Originating in the predawn hours from Newark, N.J., the jet arrived at Ithaca at 0430 for fuel and cargo. One pilot filed an IFR flight plan and shortly before 0600 the crew departed for Jackson, Mich. A certified meteorologist reported the weather at 0550 as 100 ft overcast and half a mile visibility in fog. The wind was calm and the temperature and dew point were matched at 17 deg C.
One witness heard the jet’s engines spool up while he was walking across a ramp area south of the runway. He could see only the strobe lights through the fog but was able to see the rotation near the midpoint of the 6,600-ft runway. He estimated he lost sight of the jet about 150 ft in the air in a steep climb. Seconds later the witness heard a loud “bang” and felt what must have been the concussion as the jet hit the ground.
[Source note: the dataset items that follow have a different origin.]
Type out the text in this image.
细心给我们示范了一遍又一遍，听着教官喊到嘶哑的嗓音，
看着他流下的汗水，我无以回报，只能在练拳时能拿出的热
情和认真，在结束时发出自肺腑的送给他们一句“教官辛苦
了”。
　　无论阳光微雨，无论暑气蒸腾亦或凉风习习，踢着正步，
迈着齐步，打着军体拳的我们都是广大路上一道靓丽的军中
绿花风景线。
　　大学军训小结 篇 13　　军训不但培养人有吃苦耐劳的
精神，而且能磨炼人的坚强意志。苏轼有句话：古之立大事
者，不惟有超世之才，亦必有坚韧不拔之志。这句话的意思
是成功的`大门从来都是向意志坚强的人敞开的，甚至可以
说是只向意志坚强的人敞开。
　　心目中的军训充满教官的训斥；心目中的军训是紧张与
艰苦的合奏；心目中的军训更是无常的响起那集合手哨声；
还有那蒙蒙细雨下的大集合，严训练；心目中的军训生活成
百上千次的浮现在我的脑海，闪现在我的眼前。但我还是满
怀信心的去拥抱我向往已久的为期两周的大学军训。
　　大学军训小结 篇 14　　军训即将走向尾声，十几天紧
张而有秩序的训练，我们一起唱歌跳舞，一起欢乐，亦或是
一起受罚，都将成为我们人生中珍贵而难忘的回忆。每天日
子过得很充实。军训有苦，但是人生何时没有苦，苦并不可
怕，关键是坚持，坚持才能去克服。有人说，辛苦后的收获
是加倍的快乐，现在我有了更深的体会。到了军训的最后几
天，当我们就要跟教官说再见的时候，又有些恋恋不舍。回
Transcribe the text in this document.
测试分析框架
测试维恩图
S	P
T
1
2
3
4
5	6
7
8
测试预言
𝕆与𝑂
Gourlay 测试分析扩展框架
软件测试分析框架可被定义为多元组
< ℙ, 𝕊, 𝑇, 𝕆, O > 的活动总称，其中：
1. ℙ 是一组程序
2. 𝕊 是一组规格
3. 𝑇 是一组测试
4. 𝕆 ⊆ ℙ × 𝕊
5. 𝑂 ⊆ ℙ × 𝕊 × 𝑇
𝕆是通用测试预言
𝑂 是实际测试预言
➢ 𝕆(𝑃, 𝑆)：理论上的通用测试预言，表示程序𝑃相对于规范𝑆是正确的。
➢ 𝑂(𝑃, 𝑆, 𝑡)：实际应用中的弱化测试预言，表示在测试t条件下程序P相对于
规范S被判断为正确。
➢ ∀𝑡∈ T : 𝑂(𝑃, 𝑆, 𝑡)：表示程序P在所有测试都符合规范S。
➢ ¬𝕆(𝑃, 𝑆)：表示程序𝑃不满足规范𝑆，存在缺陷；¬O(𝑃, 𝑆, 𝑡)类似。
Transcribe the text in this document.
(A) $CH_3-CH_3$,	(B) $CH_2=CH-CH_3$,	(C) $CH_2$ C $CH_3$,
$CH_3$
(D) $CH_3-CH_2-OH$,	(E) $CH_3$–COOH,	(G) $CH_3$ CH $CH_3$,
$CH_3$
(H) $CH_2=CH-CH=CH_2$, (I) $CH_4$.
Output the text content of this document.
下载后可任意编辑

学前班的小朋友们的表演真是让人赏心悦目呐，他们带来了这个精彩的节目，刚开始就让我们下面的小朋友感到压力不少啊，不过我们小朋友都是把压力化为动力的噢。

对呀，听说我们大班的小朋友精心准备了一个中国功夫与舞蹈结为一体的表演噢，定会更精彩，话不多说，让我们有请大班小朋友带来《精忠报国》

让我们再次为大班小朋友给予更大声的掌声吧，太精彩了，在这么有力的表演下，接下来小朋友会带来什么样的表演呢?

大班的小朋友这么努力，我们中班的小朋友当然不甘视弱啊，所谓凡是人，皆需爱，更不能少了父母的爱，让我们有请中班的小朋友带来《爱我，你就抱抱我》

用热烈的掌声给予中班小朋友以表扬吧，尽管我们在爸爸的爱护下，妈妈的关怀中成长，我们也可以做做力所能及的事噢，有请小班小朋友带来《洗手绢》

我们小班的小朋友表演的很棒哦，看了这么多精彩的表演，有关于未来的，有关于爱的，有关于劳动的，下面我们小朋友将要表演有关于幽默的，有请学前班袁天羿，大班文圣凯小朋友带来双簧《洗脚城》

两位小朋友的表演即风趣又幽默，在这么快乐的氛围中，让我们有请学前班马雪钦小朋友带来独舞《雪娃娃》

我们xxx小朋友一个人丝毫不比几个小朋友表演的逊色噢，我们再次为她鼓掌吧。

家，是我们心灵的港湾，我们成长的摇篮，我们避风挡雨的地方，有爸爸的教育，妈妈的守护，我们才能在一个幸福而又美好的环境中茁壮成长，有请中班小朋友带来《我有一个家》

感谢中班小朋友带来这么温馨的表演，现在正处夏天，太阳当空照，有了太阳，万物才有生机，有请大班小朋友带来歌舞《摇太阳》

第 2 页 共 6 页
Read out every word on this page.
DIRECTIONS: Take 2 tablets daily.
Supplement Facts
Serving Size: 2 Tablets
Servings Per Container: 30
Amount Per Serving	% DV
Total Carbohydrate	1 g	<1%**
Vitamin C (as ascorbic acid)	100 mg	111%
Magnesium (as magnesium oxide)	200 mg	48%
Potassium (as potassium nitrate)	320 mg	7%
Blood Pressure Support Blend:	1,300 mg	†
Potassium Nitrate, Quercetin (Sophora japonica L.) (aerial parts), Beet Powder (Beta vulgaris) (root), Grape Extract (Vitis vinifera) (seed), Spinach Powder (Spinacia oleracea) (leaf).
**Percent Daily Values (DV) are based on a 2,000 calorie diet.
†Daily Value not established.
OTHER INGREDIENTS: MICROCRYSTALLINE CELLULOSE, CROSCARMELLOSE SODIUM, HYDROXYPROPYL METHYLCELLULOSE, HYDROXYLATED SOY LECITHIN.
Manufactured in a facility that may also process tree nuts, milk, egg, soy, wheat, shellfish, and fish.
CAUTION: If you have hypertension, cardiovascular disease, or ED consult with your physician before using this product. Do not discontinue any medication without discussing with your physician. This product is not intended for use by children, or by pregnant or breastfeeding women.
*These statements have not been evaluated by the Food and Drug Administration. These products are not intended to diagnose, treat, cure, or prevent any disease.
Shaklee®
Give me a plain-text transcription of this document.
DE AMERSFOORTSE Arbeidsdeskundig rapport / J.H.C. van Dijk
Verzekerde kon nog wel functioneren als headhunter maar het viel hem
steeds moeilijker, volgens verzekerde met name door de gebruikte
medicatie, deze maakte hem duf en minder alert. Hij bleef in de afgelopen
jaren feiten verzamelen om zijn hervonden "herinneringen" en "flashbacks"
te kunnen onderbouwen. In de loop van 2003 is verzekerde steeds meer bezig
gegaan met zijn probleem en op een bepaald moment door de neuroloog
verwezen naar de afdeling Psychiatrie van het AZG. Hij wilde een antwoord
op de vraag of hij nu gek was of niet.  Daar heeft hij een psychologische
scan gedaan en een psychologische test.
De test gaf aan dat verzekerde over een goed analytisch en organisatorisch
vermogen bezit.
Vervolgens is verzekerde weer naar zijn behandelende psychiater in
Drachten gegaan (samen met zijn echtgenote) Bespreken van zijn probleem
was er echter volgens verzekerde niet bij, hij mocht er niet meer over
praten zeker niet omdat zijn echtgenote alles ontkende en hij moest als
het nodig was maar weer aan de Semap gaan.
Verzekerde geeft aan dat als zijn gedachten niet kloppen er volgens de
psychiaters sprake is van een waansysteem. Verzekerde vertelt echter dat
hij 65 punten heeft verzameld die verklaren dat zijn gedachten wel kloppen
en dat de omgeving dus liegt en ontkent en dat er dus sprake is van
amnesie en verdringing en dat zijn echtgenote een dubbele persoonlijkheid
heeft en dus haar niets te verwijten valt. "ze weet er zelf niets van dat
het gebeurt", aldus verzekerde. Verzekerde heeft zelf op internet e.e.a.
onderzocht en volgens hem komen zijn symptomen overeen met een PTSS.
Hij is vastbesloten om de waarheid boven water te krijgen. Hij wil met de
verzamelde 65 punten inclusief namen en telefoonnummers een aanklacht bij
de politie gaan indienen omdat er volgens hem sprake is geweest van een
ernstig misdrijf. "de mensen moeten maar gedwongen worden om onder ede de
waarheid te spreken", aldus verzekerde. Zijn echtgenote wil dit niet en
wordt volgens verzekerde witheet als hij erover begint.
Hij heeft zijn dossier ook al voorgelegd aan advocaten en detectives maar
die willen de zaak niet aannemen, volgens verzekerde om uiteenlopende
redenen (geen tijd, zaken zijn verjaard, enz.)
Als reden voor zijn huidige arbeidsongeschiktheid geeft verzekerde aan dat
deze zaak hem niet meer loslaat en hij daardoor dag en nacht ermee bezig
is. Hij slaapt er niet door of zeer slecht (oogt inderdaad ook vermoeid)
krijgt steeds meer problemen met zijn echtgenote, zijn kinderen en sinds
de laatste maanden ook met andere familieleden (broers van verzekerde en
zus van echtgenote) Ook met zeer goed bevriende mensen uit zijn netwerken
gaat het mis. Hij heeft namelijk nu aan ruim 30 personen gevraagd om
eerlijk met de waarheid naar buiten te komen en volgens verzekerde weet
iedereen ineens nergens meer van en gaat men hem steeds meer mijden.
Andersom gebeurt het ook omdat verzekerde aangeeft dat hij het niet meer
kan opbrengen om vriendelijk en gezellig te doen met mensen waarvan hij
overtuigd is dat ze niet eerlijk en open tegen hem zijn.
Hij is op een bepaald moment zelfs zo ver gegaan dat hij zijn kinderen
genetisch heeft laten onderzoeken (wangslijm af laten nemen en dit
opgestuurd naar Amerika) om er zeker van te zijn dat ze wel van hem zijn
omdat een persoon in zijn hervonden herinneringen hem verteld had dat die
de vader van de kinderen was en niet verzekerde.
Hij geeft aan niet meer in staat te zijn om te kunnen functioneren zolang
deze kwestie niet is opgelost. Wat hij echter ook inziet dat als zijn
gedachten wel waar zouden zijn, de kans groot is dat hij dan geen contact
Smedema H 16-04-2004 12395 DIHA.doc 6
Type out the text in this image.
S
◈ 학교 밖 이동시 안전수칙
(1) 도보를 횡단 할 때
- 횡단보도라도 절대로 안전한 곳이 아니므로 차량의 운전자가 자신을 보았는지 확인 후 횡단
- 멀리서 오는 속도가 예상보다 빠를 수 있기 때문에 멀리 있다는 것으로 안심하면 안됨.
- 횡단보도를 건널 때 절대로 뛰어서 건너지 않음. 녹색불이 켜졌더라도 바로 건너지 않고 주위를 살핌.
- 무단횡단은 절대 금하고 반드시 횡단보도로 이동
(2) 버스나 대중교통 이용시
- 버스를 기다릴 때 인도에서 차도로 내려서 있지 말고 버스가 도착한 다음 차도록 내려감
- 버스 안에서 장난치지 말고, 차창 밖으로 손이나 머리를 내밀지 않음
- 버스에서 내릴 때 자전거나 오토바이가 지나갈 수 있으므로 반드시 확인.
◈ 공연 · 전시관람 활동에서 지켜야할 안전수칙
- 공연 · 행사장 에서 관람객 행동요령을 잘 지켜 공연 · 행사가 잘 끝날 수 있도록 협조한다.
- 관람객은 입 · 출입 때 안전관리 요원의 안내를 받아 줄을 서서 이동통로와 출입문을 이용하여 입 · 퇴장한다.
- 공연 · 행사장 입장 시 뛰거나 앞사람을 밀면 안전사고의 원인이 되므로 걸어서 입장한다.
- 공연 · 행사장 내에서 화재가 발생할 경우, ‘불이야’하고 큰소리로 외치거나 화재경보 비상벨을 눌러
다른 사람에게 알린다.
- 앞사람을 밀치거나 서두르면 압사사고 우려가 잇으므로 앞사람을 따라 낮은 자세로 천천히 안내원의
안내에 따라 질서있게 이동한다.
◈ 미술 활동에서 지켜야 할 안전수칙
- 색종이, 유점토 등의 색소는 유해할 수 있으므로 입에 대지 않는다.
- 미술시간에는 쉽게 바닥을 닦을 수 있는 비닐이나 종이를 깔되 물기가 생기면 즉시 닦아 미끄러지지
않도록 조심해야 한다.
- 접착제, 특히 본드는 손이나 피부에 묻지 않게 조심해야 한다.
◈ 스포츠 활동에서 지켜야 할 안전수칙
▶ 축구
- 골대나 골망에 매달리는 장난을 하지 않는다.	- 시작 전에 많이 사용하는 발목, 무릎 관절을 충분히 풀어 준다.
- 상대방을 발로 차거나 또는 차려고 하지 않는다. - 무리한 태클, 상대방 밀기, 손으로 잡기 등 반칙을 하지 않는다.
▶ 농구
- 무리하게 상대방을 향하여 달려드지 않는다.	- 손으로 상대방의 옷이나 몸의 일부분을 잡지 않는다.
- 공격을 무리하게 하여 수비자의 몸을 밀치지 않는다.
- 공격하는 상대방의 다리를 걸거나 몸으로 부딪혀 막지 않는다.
Investigators found the wreckage almost half a mile from the end of the runway. The perimeter fence stood about 1,000 ft off the end of the runway, and the jet took out at least a 60-ft section. It also sheared four vertical poles from the ground with the outside poles, causing damage between two and five feet above the ground. Investigators did not find any ground scars or wreckage between the runway’s end and the fence. A path of burned grass about a foot wide, began at the base of the fence and continued for another 30 ft.
Ground scars emerged some 25 ft beyond the fence on the shoulder of a county road that crossed the jet’s trajectory. Blue paint transferred onto the fence and the road; fuel and aircraft parts were found on the road as well. The debris path continued for another 900 ft, intersecting a second road.
Investigators found the left main landing gear in the retracted position and the actuator in the extended position. The right main landing gear and actuator were retracted. In the cockpit, they found the landing gear and flap selectors in the retracted positions. Investigators discovered the right elevator deflected upward about 45 deg and the left side upward about 20 deg. The rudder sat out to the right about 35 deg.
Due to the Learjet’s cargo configuration, investigators were under the initial impression there was no CVR and didn’t search for it. To the contrary, maintenance records revealed work done on the unit last December. The investigator in charge dispatched a new search team early last month that found the recorder.
The aircraft was operated by Ameristar Jet Charter of Addison, Texas. Further examination of the aircraft’s engines and systems is under way.